The golden rule is to fish as lightly as possible. The lightest line, sinker and hook combination as the weather conditions allow. In windier conditions, increase the size of your sinker to allow for the line to be cast sufficiently. Light rigs allow the bait to be moving with the surge of the wave and this action helps find a lot more fish. An excellent line for beach fishing is the durable Schneider line in breaking strains from 4 - 8 kg. Use lighter line for dart, bream and whiting, heavier lines for tailor and jew.

If fishing for dart, whiting, flathead or bream, use a similar bait as you would in the rivers - worms, pippies and squid. A #1 bait holder or #4 long shank hook, surf sinker and at least a 50cm leader of slightly heavier line will set you up to target these species. These fish usually feed in the shallower gutters and can often be seen in the breaking waves if the water is clear. Additionally, bream and flathead can't resist a white bait or frogmouth pilchard rigged on a small gang of hooks.

The bigger fish - tailor and jew, have sharp teeth that will cut through line, so some trace is needed. Wire traces tend to scare fish, so upgrade to some heavier nylon around a meter long in 15 to 20 kg breaking strain. Pilchards of the WA variety, gar, small mullet strips, froggies and white bait on a gang of linked hooks will do the trick. The number and size of the hooks used depends on the type and size of your bait. Small pilchards or baitfish need gangs made from #3 to #1/0 hooks. For WA pilchards the gangs will be made of larger hooks. Gauge this by measuring the length of the bait against the gang. The correct way to bait your rig is to place it alongside the bait and align the point of the first hook with eye of the bait. Note the spot on the side of the bait where the last hook rests. Insert this hook first and continue with the others in sequence. The first hook should now go through the bait's eye socket.

Ah just writing this makes me feel like shutting the shop early today and making a move before the old man can say "Where has my hard working son disappeared to?". So hopefully me beach fishing tips will help you get away from it all, even if it is just for an afternoon and hopefully when you get back, there will be some good news for the country!




NOOSA: Spotty mackerel in good numbers up off Sunshine Reef in the mornings.  Whiting along north shore. Mangrove jacks from Noosa Sound and in between the lakes over night. Flathead and whiting in the lower reaches.


MAROOCHYDORE: A  6.9kg snapper and 3.4kg spanish mackerel were taken by yak angler Paul Anderson from a Patch of Reef up off Coolum. Jacks in the creeks and around bridges over night. Scattered catches of whiting throughout the river. Mud crabs up to 2kg between Petrie Creek and Wetland reserve over night.


KAWANA: Spanish mackerel from the Gneerings and Murphies. Snapper to 5.9kg, sweetlip and parrot from Murphy’s and the 10 mile. Dart, whiting and bream from access 8 along Kawana Beach. Quality bream of Point Cartwright rocks.
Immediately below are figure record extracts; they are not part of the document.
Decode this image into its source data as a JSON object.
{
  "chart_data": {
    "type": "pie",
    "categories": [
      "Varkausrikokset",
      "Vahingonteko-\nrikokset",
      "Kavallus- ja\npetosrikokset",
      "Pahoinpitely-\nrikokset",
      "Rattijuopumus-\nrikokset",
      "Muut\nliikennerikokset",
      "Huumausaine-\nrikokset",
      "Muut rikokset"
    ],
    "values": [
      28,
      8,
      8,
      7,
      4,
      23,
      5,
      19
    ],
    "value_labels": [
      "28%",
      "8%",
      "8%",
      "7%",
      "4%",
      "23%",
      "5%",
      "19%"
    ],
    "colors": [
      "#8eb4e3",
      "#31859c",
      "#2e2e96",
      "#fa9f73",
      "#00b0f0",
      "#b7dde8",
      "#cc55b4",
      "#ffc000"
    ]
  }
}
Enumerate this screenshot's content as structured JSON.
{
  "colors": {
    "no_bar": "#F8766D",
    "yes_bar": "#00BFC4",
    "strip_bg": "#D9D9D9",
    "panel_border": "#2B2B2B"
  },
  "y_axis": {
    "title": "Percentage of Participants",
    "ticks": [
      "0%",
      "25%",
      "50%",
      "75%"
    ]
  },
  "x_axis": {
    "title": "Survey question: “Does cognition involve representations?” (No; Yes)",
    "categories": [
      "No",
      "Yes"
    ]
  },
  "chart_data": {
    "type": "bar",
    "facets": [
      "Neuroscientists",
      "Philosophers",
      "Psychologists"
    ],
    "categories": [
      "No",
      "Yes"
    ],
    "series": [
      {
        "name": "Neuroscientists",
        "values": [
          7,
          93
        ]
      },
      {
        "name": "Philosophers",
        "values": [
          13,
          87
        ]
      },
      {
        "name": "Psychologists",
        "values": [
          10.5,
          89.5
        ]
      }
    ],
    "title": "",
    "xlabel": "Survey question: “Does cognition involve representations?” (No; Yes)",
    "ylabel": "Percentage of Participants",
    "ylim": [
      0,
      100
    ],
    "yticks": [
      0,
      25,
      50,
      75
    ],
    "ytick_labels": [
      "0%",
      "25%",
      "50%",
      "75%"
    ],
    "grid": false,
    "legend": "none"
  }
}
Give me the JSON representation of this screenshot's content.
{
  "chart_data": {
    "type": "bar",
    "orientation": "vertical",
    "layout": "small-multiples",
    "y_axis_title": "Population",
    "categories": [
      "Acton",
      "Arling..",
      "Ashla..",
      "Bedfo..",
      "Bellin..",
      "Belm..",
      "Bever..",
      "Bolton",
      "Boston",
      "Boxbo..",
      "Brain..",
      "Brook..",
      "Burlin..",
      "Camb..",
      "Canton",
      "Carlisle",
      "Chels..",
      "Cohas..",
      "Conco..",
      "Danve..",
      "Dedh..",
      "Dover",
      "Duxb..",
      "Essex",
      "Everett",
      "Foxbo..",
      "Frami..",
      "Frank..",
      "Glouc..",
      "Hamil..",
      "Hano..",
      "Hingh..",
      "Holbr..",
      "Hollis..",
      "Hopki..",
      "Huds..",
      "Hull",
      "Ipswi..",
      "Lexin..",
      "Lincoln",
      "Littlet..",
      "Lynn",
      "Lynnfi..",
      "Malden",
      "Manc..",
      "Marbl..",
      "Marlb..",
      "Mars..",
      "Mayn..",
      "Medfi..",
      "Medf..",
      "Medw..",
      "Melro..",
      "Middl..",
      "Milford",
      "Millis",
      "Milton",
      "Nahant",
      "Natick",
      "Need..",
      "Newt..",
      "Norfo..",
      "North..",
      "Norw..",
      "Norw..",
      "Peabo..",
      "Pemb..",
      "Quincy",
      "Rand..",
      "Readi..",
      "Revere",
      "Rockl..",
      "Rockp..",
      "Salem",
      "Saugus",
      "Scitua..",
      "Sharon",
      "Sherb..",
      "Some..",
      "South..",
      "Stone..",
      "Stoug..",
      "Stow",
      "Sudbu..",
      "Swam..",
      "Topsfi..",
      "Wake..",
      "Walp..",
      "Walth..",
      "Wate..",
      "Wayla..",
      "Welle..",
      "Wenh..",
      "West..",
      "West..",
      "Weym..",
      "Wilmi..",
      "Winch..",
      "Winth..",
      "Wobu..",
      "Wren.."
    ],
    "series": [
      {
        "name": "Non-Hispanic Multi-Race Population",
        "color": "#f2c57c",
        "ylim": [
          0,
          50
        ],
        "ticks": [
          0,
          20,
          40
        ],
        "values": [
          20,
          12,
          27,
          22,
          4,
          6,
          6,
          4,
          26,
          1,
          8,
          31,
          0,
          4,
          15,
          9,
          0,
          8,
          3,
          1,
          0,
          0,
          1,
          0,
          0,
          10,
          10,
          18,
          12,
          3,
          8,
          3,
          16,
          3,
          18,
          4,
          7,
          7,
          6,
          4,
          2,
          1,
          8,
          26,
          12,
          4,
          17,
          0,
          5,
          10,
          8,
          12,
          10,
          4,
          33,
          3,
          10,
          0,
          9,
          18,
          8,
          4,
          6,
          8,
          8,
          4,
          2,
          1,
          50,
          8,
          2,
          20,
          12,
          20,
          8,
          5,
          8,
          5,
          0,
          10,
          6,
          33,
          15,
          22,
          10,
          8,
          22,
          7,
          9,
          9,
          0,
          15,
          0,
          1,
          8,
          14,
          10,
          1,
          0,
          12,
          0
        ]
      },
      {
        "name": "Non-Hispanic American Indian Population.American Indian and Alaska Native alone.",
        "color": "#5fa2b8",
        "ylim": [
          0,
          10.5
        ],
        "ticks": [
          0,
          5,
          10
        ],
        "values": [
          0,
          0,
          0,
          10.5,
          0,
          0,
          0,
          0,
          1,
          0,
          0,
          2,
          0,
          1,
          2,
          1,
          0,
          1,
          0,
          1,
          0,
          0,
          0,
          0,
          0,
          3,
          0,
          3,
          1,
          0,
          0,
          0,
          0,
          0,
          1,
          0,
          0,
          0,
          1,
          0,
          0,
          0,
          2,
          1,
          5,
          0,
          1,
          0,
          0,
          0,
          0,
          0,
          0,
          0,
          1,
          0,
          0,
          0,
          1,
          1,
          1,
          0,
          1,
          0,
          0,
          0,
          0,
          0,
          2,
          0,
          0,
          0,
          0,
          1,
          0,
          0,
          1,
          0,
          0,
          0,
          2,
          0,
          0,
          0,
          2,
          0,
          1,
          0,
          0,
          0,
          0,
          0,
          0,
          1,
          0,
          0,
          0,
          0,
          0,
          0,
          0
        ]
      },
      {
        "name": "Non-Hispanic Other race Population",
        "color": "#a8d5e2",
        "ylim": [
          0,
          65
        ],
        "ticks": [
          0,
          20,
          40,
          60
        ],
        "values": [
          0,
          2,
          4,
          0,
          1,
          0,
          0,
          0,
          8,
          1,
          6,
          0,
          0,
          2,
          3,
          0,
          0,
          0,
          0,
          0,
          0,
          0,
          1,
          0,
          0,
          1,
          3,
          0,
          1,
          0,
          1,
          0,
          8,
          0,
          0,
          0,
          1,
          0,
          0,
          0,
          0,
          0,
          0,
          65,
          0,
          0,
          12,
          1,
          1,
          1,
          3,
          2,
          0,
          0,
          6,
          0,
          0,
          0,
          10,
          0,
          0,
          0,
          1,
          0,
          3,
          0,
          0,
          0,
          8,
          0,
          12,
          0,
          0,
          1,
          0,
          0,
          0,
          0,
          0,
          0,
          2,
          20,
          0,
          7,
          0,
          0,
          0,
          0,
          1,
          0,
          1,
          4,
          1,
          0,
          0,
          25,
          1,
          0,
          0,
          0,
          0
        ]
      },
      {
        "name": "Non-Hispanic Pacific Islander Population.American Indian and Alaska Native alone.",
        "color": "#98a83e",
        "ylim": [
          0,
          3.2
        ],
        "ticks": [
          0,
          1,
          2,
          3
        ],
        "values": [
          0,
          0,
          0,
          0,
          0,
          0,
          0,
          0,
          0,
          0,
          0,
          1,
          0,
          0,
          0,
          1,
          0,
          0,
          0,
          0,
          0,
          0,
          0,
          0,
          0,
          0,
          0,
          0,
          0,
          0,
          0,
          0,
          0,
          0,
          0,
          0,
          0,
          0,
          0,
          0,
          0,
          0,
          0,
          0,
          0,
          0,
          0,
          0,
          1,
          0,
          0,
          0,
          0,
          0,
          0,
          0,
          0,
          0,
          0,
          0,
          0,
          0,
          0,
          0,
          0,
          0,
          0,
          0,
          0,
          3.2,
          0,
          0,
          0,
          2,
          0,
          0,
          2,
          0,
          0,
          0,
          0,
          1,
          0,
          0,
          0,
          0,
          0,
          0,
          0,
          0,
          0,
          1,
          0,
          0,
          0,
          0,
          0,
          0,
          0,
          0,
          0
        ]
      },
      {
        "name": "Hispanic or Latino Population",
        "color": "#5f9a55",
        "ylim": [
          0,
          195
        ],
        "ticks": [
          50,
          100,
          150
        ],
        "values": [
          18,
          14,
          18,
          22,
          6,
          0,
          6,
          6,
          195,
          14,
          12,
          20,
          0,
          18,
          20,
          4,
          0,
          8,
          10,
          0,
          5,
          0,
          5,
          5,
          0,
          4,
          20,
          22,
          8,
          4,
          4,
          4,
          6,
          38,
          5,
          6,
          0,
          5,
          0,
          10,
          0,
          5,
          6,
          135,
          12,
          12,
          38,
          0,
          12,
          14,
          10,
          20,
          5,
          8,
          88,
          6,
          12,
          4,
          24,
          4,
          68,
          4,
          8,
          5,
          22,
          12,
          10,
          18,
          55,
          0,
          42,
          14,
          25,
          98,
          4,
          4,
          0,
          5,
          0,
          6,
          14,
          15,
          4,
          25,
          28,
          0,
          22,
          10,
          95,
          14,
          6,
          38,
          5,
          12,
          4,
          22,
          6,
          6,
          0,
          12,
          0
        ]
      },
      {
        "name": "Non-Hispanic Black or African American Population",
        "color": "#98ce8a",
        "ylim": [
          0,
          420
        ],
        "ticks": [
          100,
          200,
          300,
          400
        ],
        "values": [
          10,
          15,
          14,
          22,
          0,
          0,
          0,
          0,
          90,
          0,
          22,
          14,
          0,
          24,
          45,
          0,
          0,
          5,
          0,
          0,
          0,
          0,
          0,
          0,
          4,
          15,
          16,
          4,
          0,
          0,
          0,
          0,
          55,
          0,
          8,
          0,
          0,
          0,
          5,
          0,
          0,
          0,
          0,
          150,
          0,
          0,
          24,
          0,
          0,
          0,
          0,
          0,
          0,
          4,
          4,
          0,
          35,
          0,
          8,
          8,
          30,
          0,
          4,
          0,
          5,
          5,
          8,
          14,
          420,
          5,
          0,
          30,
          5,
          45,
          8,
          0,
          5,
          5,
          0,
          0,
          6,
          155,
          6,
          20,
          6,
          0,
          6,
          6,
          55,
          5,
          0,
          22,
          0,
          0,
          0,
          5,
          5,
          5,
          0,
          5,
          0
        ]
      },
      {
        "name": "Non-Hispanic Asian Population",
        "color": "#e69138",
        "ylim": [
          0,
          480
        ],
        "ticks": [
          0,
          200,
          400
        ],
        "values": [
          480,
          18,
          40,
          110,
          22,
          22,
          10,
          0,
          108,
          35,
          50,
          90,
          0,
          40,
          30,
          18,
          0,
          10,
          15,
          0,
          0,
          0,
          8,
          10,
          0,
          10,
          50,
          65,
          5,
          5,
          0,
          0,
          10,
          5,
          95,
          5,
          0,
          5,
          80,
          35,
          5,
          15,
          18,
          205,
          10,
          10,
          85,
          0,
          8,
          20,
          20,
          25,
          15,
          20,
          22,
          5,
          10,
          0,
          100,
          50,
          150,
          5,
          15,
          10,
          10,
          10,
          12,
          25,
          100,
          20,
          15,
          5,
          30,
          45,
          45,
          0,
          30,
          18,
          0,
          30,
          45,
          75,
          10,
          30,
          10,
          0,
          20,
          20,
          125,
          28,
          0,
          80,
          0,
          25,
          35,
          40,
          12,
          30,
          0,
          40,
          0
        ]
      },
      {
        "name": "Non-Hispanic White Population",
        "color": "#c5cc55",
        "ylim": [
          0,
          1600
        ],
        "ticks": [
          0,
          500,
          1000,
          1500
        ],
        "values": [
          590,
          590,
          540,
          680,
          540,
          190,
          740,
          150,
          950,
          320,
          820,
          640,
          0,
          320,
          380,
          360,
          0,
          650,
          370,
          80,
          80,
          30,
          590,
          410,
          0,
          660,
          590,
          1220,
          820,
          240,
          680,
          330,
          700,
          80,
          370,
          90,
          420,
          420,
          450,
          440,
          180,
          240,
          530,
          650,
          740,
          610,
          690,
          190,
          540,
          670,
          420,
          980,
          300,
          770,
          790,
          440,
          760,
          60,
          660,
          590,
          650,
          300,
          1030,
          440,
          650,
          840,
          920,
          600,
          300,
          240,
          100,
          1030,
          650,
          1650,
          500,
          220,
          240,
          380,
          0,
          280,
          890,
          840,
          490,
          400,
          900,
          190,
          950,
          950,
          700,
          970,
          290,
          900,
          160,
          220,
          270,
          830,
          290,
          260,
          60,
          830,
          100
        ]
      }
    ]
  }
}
CALOUNDRA: Whiting between the bar and Bells Creek.  Mangrove jacks in Pelican Waters, from the boardwalk over night and on live bait in Coochin Creek. Flathead around the drop offs between the bar and the military jetty.




Peter Baitey was up to his old tricks again targeting mangrove jack up Petrie Creek using live pody mullet to temp this 1.5kg specimen.


Noosa angler Mark Arnall caught and released this 2kg mangrove jack between the lakes.


This 49cm Jack was taken with a Soft Plastic by Daniel from Caloundra

while aboard Anglers Advantage Fishing Charters on the Pummicestone Passage.